Before sunrise on October 12, 1492, a sailor named Rodrigo de Triana stood watch high on the mast of a small ship called the Pinta. Through the moonlight he spotted a thin pale line on the horizon. 'Tierra! Tierra!' he shouted - Land! Land! The three ships of Christopher Columbus's expedition had crossed the Atlantic Ocean from Spain in 36 days. At dawn they came ashore on a Bahamian island the local Lucayan people called Guanahani. Columbus planted a flag and renamed it San Salvador.
Columbus had set out with the Niña, the Pinta, and the Santa María, looking for a shortcut to Asia by sailing west. He had no idea two enormous continents stood in his way. The people who came out to meet his ships had been living in the Americas for thousands of years, in cities and farms and trading networks that stretched from the Arctic to the tip of South America. Columbus called them 'Indians' because he wrongly believed he had reached the Indies near India. He made four voyages in total and never realized he had landed on a brand-new continent for European maps.
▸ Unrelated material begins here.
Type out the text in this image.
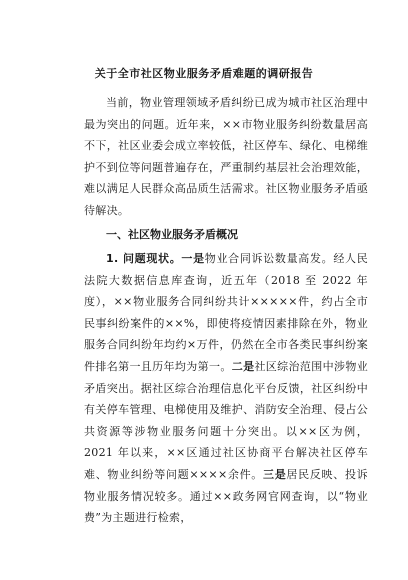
关于全市社区物业服务矛盾难题的调研报告
当前，物业管理领域矛盾纠纷已成为城市社区治理中最为突出的问题。近年来，××市物业服务纠纷数量居高不下，社区业委会成立率较低，社区停车、绿化、电梯维护不到位等问题普遍存在，严重制约基层社会治理效能，难以满足人民群众高品质生活需求。社区物业服务矛盾亟待解决。
一、社区物业服务矛盾概况
1. 问题现状。一是物业合同诉讼数量高发。经人民法院大数据信息库查询，近五年（2018 至 2022 年度），××物业服务合同纠纷共计×××××件，约占全市民事纠纷案件的××%，即使将疫情因素排除在外，物业服务合同纠纷年均约×万件，仍然在全市各类民事纠纷案件排名第一且历年均为第一。二是社区综治范围中涉物业矛盾突出。据社区综合治理信息化平台反馈，社区纠纷中有关停车管理、电梯使用及维护、消防安全治理、侵占公共资源等涉物业服务问题十分突出。以××区为例，2021 年以来，××区通过社区协商平台解决社区停车难、物业纠纷等问题××××余件。三是居民反映、投诉物业服务情况较多。通过××政务网官网查询，以“物业费”为主题进行检索，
The meeting that October morning changed both halves of the world forever. Plants, animals, ideas, and diseases began flowing between the Americas, Europe, Africa, and Asia in what's now called the Columbian Exchange. Tomatoes traveled to Italy. Horses returned to the Americas. The voyage opened doors - but also brought terrible hardship to the people already living there. October 12 is still marked across the Americas, sometimes as Columbus Day, sometimes as Indigenous Peoples' Day, sometimes both at once.